For me, this narration choice was a game changer. Instead of being brought into this cold, dungeon-like space, we are brought into Jack’s home, the only home he’s ever known. He’s naive, but curious and readers are able to see the effect of the world being built in such a specific way on his growing mind.

Although the plot points in this story are horrific, there is still a sense of innocence present. Having Jack narrate it completely change the tone of the entire book. At first, you almost don’t know to be afraid. At first, when Ma begins explaining things, you are second guessing what she is saying, too. There is a sense of something coming, but you realize right along side Jack that you are already in it.
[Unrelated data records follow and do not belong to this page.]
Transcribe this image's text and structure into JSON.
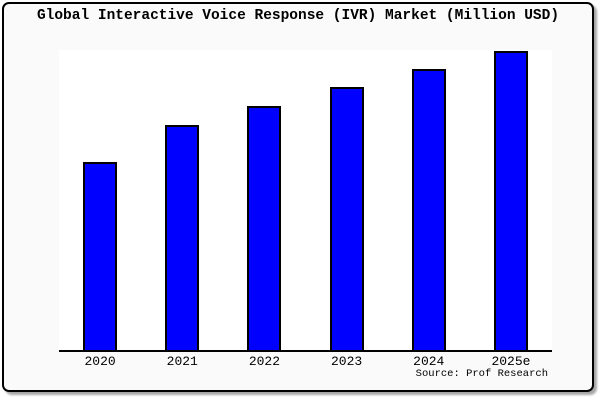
{
  "page": {
    "title": "Global Interactive Voice Response (IVR) Market (Million USD)",
    "source_credit": "Source: Prof Research"
  },
  "chart_data": {
    "type": "bar",
    "title": "Global Interactive Voice Response (IVR) Market (Million USD)",
    "categories": [
      "2020",
      "2021",
      "2022",
      "2023",
      "2024",
      "2025e"
    ],
    "values": [
      188,
      225,
      244,
      263,
      281,
      299
    ],
    "values_note": "Chart shows no y-axis scale or data labels; values are relative bar heights (pixels of a 300px-tall plot), magnitudes only",
    "xlabel": "",
    "ylabel": "",
    "ylim": [
      0,
      300
    ],
    "y_axis_labels": "none",
    "grid": false,
    "legend": "none",
    "source": "Source: Prof Research",
    "bar_color": "#0000ff",
    "bar_edge_color": "#000000"
  },
  "colors": {
    "figure_background": "#fafafa",
    "plot_background": "#ffffff",
    "frame_border": "#000000",
    "axis_line": "#000000",
    "bar_fill": "#0000ff",
    "text": "#000000"
  }
}
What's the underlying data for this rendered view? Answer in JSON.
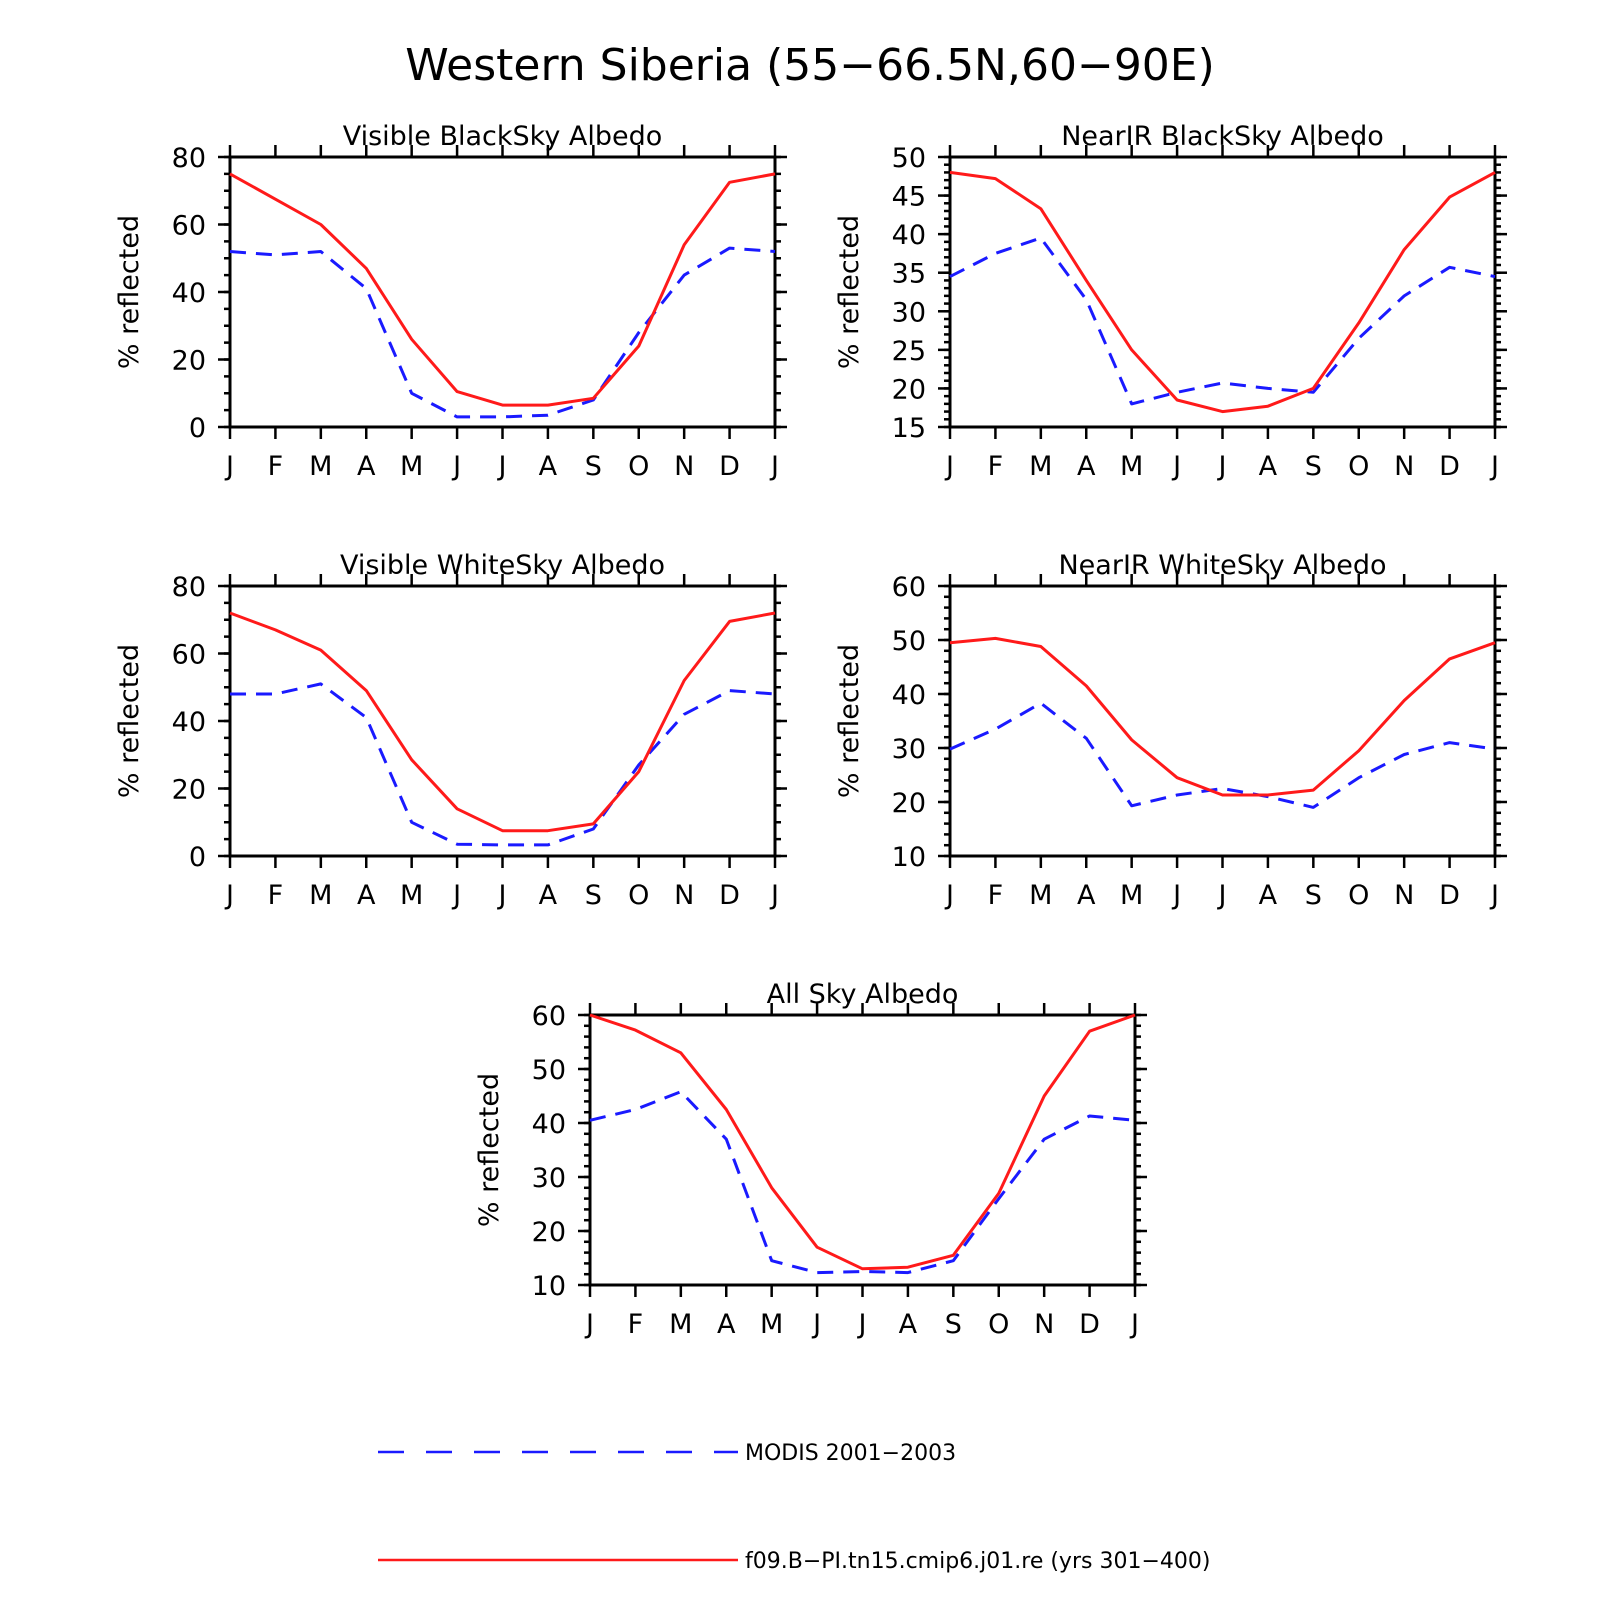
{
  "figure": {
    "title": "Western Siberia (55−66.5N,60−90E)"
  },
  "colors": {
    "modis": "#1a1aff",
    "model": "#ff1a1a"
  },
  "legend": [
    {
      "label": "MODIS 2001−2003",
      "style": "dashed",
      "color": "#1a1aff"
    },
    {
      "label": "f09.B−PI.tn15.cmip6.j01.re (yrs 301−400)",
      "style": "solid",
      "color": "#ff1a1a"
    }
  ],
  "chart_data": [
    {
      "type": "line",
      "title": "Visible BlackSky Albedo",
      "ylabel": "% reflected",
      "categories": [
        "J",
        "F",
        "M",
        "A",
        "M",
        "J",
        "J",
        "A",
        "S",
        "O",
        "N",
        "D",
        "J"
      ],
      "ylim": [
        0,
        80
      ],
      "yticks": [
        0,
        20,
        40,
        60,
        80
      ],
      "yminor": 5,
      "series": [
        {
          "name": "MODIS 2001−2003",
          "style": "dashed",
          "values": [
            52,
            51,
            52,
            41,
            10,
            3,
            3,
            3.5,
            8,
            28,
            45,
            53,
            52
          ]
        },
        {
          "name": "f09.B−PI.tn15.cmip6.j01.re (yrs 301−400)",
          "style": "solid",
          "values": [
            75,
            67.5,
            60,
            47,
            26,
            10.5,
            6.5,
            6.5,
            8.5,
            24,
            54,
            72.5,
            75
          ]
        }
      ]
    },
    {
      "type": "line",
      "title": "NearIR BlackSky Albedo",
      "ylabel": "% reflected",
      "categories": [
        "J",
        "F",
        "M",
        "A",
        "M",
        "J",
        "J",
        "A",
        "S",
        "O",
        "N",
        "D",
        "J"
      ],
      "ylim": [
        15,
        50
      ],
      "yticks": [
        15,
        20,
        25,
        30,
        35,
        40,
        45,
        50
      ],
      "yminor": 1,
      "series": [
        {
          "name": "MODIS 2001−2003",
          "style": "dashed",
          "values": [
            34.5,
            37.5,
            39.5,
            31.5,
            18,
            19.5,
            20.7,
            20,
            19.5,
            26.5,
            32,
            35.7,
            34.5
          ]
        },
        {
          "name": "f09.B−PI.tn15.cmip6.j01.re (yrs 301−400)",
          "style": "solid",
          "values": [
            48,
            47.2,
            43.3,
            34,
            25,
            18.5,
            17,
            17.7,
            20,
            28.5,
            38,
            44.8,
            48
          ]
        }
      ]
    },
    {
      "type": "line",
      "title": "Visible WhiteSky Albedo",
      "ylabel": "% reflected",
      "categories": [
        "J",
        "F",
        "M",
        "A",
        "M",
        "J",
        "J",
        "A",
        "S",
        "O",
        "N",
        "D",
        "J"
      ],
      "ylim": [
        0,
        80
      ],
      "yticks": [
        0,
        20,
        40,
        60,
        80
      ],
      "yminor": 5,
      "series": [
        {
          "name": "MODIS 2001−2003",
          "style": "dashed",
          "values": [
            48,
            48,
            51,
            41,
            10,
            3.5,
            3.3,
            3.3,
            8,
            27,
            42,
            49,
            48
          ]
        },
        {
          "name": "f09.B−PI.tn15.cmip6.j01.re (yrs 301−400)",
          "style": "solid",
          "values": [
            72,
            67,
            61,
            49,
            28.5,
            14,
            7.5,
            7.5,
            9.5,
            25,
            52,
            69.5,
            72
          ]
        }
      ]
    },
    {
      "type": "line",
      "title": "NearIR WhiteSky Albedo",
      "ylabel": "% reflected",
      "categories": [
        "J",
        "F",
        "M",
        "A",
        "M",
        "J",
        "J",
        "A",
        "S",
        "O",
        "N",
        "D",
        "J"
      ],
      "ylim": [
        10,
        60
      ],
      "yticks": [
        10,
        20,
        30,
        40,
        50,
        60
      ],
      "yminor": 2,
      "series": [
        {
          "name": "MODIS 2001−2003",
          "style": "dashed",
          "values": [
            29.8,
            33.5,
            38.3,
            31.8,
            19.3,
            21.3,
            22.5,
            21,
            19,
            24.5,
            28.8,
            31,
            29.8
          ]
        },
        {
          "name": "f09.B−PI.tn15.cmip6.j01.re (yrs 301−400)",
          "style": "solid",
          "values": [
            49.5,
            50.3,
            48.8,
            41.5,
            31.5,
            24.5,
            21.3,
            21.3,
            22.2,
            29.5,
            38.8,
            46.5,
            49.5
          ]
        }
      ]
    },
    {
      "type": "line",
      "title": "All Sky Albedo",
      "ylabel": "% reflected",
      "categories": [
        "J",
        "F",
        "M",
        "A",
        "M",
        "J",
        "J",
        "A",
        "S",
        "O",
        "N",
        "D",
        "J"
      ],
      "ylim": [
        10,
        60
      ],
      "yticks": [
        10,
        20,
        30,
        40,
        50,
        60
      ],
      "yminor": 2,
      "series": [
        {
          "name": "MODIS 2001−2003",
          "style": "dashed",
          "values": [
            40.5,
            42.5,
            45.8,
            37,
            14.5,
            12.3,
            12.5,
            12.3,
            14.5,
            26,
            37,
            41.3,
            40.5
          ]
        },
        {
          "name": "f09.B−PI.tn15.cmip6.j01.re (yrs 301−400)",
          "style": "solid",
          "values": [
            60,
            57.2,
            53,
            42.5,
            28,
            17,
            13,
            13.3,
            15.5,
            27,
            45,
            57,
            60
          ]
        }
      ]
    }
  ]
}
That he doesn’t call everything “Table” or “Chair” with capital T and C because he’s a child learning the names of things. He is led to believe that they are the only Table and Chair that exist, that “Outside” is another world and outside the unopenable door lies outer space.

As they attempt a great escape, you see Jack’s curiosity grow until Ma cannot contain it anymore. Donoghue writes some of the most beautiful, heart wrenching lines, “But is Room still there when we aren’t in it?” She perfectly captures the child like attachment to familiarity. I think she is one of few authors who can successfully enter the mind of a child and tell a convincing story from that stand point.

This narration allows her to create some interesting metaphors about Ma’s psychological state. She is able to show how resilient, even if quite reliant, Jack is and how broken Ma is while staying true to her narrator.

In some ways, there are things left to be desired when it comes to Ma’s personal growth and suffering in the story. However, I think it was genius to show how something like this appears to a child. I can only imagine Donoghue’s challenge with being able to include some of the more troubling details yet in a way a child would understand. She tackles this feat with grace.

Donoghue challenges what it means to be a mother and displays what lengths a mother will go to to keep her children safe among such horrors. She uses dialogue to explain to us some of which Jack cannot. One of my favorite lines that truly shows Ma’s love for her son is “You don’t think I would have given Jack a different color of play doh every day if I could have?”

Utterly gripping, Donoghue takes readers captive much like Jack and Ma with her well-crafted tale. The difference is, you won’t want to escape.